“Why Is It So Hard to Find a Suicide Bomber These Days?”

A very long article, but the basic gist of it can be summed up by this paragraph from the middle:

[…] To put this in context: Out of more than 150,000 murders in the United States since 9/11 — currently more than 14,000 each year — Islamist terrorists accounted for fewer than three dozen deaths by the end of 2010. Part of the credit for this is surely due to the law-enforcement officers and community members who have worked to uncover plots before they could be carried out.
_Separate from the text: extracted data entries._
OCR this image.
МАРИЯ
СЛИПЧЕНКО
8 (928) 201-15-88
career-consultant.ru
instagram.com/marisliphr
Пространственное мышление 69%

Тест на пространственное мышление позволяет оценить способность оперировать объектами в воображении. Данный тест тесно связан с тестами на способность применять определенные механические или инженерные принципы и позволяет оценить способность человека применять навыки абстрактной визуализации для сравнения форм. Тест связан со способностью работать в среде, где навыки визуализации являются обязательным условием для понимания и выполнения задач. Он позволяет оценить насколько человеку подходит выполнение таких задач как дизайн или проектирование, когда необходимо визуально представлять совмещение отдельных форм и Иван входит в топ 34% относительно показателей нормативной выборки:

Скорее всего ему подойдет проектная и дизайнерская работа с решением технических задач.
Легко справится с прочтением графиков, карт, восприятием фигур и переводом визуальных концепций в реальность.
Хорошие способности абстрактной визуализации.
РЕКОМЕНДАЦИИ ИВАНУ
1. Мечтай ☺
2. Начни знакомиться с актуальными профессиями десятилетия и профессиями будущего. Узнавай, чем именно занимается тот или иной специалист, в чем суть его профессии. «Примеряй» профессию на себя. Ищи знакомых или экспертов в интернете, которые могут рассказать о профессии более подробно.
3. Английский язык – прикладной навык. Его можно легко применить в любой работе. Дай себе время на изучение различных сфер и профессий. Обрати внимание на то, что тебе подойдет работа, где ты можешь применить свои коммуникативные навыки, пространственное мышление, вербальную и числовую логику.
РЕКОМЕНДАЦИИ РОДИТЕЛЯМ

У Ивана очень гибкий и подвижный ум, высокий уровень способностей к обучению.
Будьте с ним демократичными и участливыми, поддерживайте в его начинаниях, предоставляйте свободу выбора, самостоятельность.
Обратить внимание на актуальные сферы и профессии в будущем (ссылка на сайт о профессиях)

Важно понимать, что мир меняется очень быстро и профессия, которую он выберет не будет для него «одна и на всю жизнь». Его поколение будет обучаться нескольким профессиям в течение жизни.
But fewer than 200 Muslim Americans have been involved in violent plots since 9/11, most of them overseas, so credit for the low level of violence must be due primarily to the millions of Muslims who have refrained from answering the call to terrorism.
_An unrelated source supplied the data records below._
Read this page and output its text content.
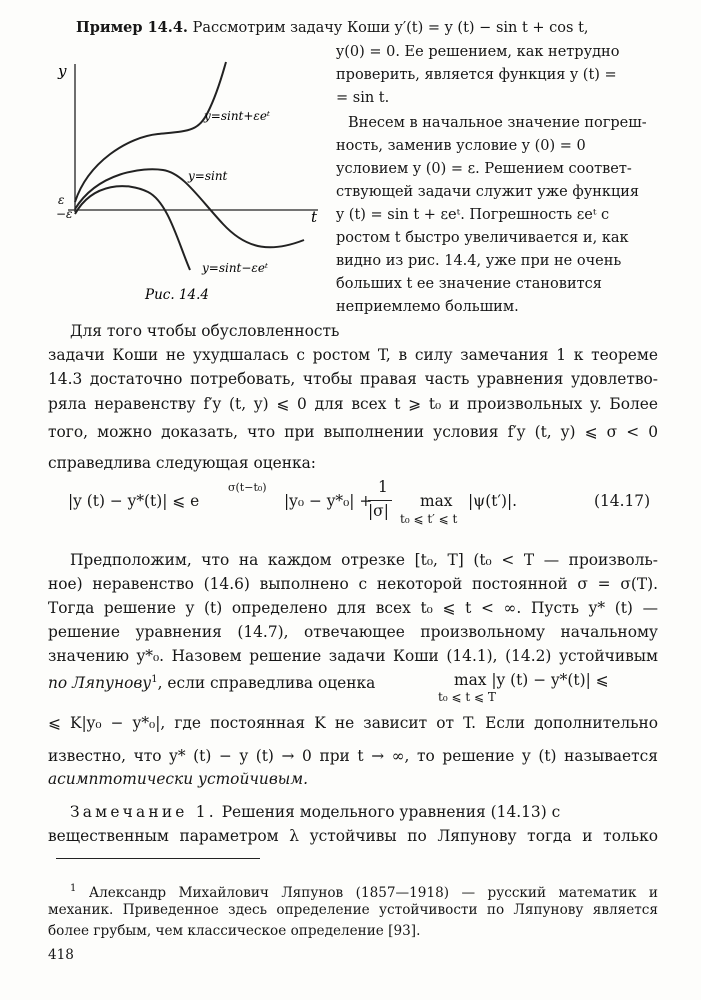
Пример 14.4. Рассмотрим задачу Коши y′(t) = y (t) − sin t + cos t,
y(0) = 0. Ее решением, как нетрудно
проверить, является функция y (t) =
= sin t.
Внесем в начальное значение погреш-
ность, заменив условие y (0) = 0
условием y (0) = ε. Решением соответ-
ствующей задачи служит уже функция
y (t) = sin t + εeᵗ. Погрешность εeᵗ с
ростом t быстро увеличивается и, как
видно из рис. 14.4, уже при не очень
больших t ее значение становится
неприемлемо большим.
y
t
ε
−ε
y=sint+εeᵗ
y=sint
y=sint−εeᵗ
Рис. 14.4
Для того чтобы обусловленность
задачи Коши не ухудшалась с ростом T, в силу замечания 1 к теореме
14.3 достаточно потребовать, чтобы правая часть уравнения удовлетво-
ряла неравенству f′y (t, y) ⩽ 0 для всех t ⩾ t₀ и произвольных y. Более
того, можно доказать, что при выполнении условия f′y (t, y) ⩽ σ < 0
справедлива следующая оценка:
|y (t) − y*(t)| ⩽ e
σ(t−t₀)
|y₀ − y*₀| +
1
|σ|
max
t₀ ⩽ t′ ⩽ t
|ψ(t′)|.	(14.17)
Предположим, что на каждом отрезке [t₀, T] (t₀ < T — произволь-
ное) неравенство (14.6) выполнено с некоторой постоянной σ = σ(T).
Тогда решение y (t) определено для всех t₀ ⩽ t < ∞. Пусть y* (t) —
решение уравнения (14.7), отвечающее произвольному начальному
значению y*₀. Назовем решение задачи Коши (14.1), (14.2) устойчивым
по Ляпунову$^1$, если справедлива оценка	max |y (t) − y*(t)| ⩽
t₀ ⩽ t ⩽ T
⩽ K|y₀ − y*₀|, где постоянная K не зависит от T. Если дополнительно
известно, что y* (t) − y (t) → 0 при t → ∞, то решение y (t) называется
асимптотически устойчивым.
Замечание 1. Решения модельного уравнения (14.13) с
вещественным параметром λ устойчивы по Ляпунову тогда и только
$^1$ Александр Михайлович Ляпунов (1857—1918) — русский математик и
механик. Приведенное здесь определение устойчивости по Ляпунову является
более грубым, чем классическое определение [93].
418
Why aren’t there more terrorists? I’m sure it’s a combination of things. The article lists five possibilities, but doesn’t mention the (to me) most obvious one: evolution. A successful terrorist must have sufficient intelligence to be competent at it, sufficient gullibility not to see through the cynical manipulations of terrorist leaders, and very violent tendencies, among other things. The combination is extremely rare, and every time a suicide bomber attacks (which, by definition, each can only do once), he removes himself from contributing his genes to the next generation.

Terrorists are an endangered species. They probably won’t become extinct any time soon, but they’re well on the way to it.